LE CONSEIL CONSTITUTIONNEL A ÉTÉ SAISI le 2 juillet 2019 par le Conseil d'État (décision n° 429742 du 1er juillet 2019), dans les conditions prévues à l'article 61-1 de la Constitution, d'une question prioritaire de constitutionnalité. Cette question a été posée pour l'Association française des entreprises privées par Mes Stéphane Austry et Sarah Dardour-Attali, avocats au barreau des Hauts-de-Seine, et Me Gauthier Blanluet, avocat au barreau de Paris. Elle a été enregistrée au secrétariat général du Conseil constitutionnel sous le n° 2019-804 QPC. Elle est relative à la conformité aux droits et libertés que la Constitution garantit de l'article L. 228 du livre des procédures fiscales, dans sa rédaction résultant de la loi n° 2018-898 du 23 octobre 2018 relative à la lutte contre la fraude.

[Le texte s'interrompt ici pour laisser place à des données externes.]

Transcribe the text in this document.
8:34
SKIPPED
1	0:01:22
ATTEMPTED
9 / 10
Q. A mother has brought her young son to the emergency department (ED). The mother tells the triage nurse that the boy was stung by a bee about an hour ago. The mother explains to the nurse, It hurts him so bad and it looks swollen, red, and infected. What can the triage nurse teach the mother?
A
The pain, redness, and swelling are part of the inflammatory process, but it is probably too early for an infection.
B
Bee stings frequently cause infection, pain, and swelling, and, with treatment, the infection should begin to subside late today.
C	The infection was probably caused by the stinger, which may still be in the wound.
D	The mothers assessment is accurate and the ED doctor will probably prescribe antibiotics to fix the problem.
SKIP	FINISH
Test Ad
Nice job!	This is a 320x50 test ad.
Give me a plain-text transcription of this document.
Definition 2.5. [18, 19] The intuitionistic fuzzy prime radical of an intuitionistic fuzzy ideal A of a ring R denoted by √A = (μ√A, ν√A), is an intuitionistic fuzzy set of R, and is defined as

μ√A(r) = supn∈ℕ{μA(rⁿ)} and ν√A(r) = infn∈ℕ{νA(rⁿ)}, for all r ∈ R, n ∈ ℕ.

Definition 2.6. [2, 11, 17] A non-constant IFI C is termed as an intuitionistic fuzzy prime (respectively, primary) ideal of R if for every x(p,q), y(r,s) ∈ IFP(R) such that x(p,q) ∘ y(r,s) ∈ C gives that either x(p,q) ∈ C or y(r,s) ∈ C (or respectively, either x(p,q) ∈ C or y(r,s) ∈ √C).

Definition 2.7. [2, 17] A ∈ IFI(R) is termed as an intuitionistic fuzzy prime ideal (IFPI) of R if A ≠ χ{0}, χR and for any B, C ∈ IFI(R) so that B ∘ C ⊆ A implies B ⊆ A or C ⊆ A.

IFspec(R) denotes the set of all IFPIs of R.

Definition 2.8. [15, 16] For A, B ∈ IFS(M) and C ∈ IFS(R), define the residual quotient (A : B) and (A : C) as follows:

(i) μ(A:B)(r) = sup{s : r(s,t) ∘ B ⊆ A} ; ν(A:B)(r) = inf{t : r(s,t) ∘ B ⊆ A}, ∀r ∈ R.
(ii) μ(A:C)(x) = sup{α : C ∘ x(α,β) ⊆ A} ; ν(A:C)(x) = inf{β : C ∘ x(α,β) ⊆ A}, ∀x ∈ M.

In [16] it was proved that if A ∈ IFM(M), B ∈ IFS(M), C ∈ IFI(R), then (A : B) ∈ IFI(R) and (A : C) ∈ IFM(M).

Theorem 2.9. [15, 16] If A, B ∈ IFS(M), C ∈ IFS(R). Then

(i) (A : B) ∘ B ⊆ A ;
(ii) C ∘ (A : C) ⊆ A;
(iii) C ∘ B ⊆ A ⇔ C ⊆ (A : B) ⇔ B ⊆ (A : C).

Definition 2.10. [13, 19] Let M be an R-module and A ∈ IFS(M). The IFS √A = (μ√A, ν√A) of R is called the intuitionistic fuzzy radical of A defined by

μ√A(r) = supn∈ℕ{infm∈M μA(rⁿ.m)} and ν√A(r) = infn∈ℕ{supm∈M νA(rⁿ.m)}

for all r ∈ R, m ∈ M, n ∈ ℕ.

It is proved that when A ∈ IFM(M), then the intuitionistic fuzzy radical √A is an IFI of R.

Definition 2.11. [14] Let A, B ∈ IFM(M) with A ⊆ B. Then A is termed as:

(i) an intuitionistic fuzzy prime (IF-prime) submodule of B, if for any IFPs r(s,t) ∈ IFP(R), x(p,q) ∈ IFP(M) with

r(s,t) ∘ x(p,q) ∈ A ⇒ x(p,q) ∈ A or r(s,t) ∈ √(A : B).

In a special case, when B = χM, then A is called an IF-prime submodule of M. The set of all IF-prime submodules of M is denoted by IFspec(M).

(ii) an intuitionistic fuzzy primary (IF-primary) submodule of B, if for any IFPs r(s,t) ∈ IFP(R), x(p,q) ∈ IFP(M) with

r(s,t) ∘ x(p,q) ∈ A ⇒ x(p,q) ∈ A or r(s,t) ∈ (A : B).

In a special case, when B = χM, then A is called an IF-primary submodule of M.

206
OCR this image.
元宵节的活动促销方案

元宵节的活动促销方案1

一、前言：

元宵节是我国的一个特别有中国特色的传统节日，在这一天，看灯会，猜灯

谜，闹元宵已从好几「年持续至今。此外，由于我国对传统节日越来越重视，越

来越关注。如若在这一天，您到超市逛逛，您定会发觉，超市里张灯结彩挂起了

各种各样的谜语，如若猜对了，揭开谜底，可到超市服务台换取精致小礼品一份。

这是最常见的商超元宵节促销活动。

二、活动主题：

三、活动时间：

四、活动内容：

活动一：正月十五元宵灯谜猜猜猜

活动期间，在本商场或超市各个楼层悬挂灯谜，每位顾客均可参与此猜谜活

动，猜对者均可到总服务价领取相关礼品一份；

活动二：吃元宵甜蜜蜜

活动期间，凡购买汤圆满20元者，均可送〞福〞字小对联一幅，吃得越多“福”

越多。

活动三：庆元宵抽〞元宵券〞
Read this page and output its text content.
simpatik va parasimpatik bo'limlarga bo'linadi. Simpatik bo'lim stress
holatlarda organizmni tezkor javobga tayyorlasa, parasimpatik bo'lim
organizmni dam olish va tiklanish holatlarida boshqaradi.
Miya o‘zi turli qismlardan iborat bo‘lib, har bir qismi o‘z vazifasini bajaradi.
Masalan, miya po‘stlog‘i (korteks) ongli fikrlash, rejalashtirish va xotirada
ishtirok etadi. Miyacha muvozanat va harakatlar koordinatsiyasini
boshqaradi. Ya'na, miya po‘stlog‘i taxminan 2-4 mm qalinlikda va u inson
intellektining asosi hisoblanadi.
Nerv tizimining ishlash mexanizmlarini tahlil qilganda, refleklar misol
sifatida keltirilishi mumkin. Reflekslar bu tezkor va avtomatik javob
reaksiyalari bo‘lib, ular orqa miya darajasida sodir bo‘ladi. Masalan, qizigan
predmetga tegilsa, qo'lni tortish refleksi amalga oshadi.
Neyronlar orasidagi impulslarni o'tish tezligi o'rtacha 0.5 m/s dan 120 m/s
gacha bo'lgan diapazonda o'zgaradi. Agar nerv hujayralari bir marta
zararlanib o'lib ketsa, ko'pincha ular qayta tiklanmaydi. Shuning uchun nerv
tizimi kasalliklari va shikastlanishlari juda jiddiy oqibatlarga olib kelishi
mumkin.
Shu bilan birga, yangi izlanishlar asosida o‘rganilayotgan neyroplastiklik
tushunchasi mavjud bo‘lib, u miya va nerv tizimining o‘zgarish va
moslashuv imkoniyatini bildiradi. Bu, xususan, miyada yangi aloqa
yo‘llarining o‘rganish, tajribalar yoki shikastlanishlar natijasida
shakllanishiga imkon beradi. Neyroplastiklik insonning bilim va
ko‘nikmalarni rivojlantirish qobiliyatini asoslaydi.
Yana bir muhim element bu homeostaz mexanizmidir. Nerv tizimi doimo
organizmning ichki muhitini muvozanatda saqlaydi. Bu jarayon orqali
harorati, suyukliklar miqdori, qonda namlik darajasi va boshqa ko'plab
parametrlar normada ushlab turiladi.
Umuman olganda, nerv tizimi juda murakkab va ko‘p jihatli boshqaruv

Au vu des textes suivants :
- la Constitution ;
- l'ordonnance n° 58-1067 du 7 novembre 1958 portant loi organique sur le Conseil constitutionnel ;
- le livre des procédures fiscales ;
- la loi n° 2018-898 du 23 octobre 2018 relative à la lutte contre la fraude ;
- le règlement du 4 février 2010 sur la procédure suivie devant le Conseil constitutionnel pour les questions prioritaires de constitutionnalité ;
Au vu des pièces suivantes :
- les observations présentées pour l'association requérante par Mes Austry, Blanluet et Dardour-Attali, enregistrées le 23 juillet 2019 ;
- les observations présentées par le Premier ministre, enregistrées le 24 juillet 2019 ;
- les secondes observations présentées pour l'association requérante par Mes Austry, Blanluet et Dardour-Attali, enregistrées le 1er août 2019 ;
- les autres pièces produites et jointes au dossier ;
Après avoir entendu Mes Austry et Blanluet pour l'association requérante et M. Philippe Blanc, désigné par le Premier ministre, à l'audience publique du 17 septembre 2019 ;
Et après avoir entendu le rapporteur ;
LE CONSEIL CONSTITUTIONNEL S'EST FONDÉ SUR CE QUI SUIT :
1. L'article L. 228 du livre des procédures fiscales, dans sa rédaction résultant de la loi du 23 octobre 2018 mentionnée ci-dessus, prévoit :
« I. - Sans préjudice des plaintes dont elle prend l'initiative, l'administration est tenue de dénoncer au procureur de la République les faits qu'elle a examinés dans le cadre de son pouvoir de contrôle prévu à l'article L. 10 qui ont conduit à l'application, sur des droits dont le montant est supérieur à 100 000 € :
« 1° Soit de la majoration de 100 % prévue à l'article 1732 du code général des impôts ;
« 2° Soit de la majoration de 80 % prévue au c du 1 de l'article 1728, aux b ou c de l'article 1729, au I de l'article 1729-0 A ou au dernier alinéa de l'article 1758 du même code ;
« 3° Soit de la majoration de 40 % prévue au b du 1 de l'article 1728 ou aux a ou b de l'article 1729 dudit code, lorsqu'au cours des six années civiles précédant son application le contribuable a déjà fait l'objet lors d'un précédent contrôle de l'application des majorations mentionnées aux 1° et 2° du présent I et au présent 3° ou d'une plainte de l'administration.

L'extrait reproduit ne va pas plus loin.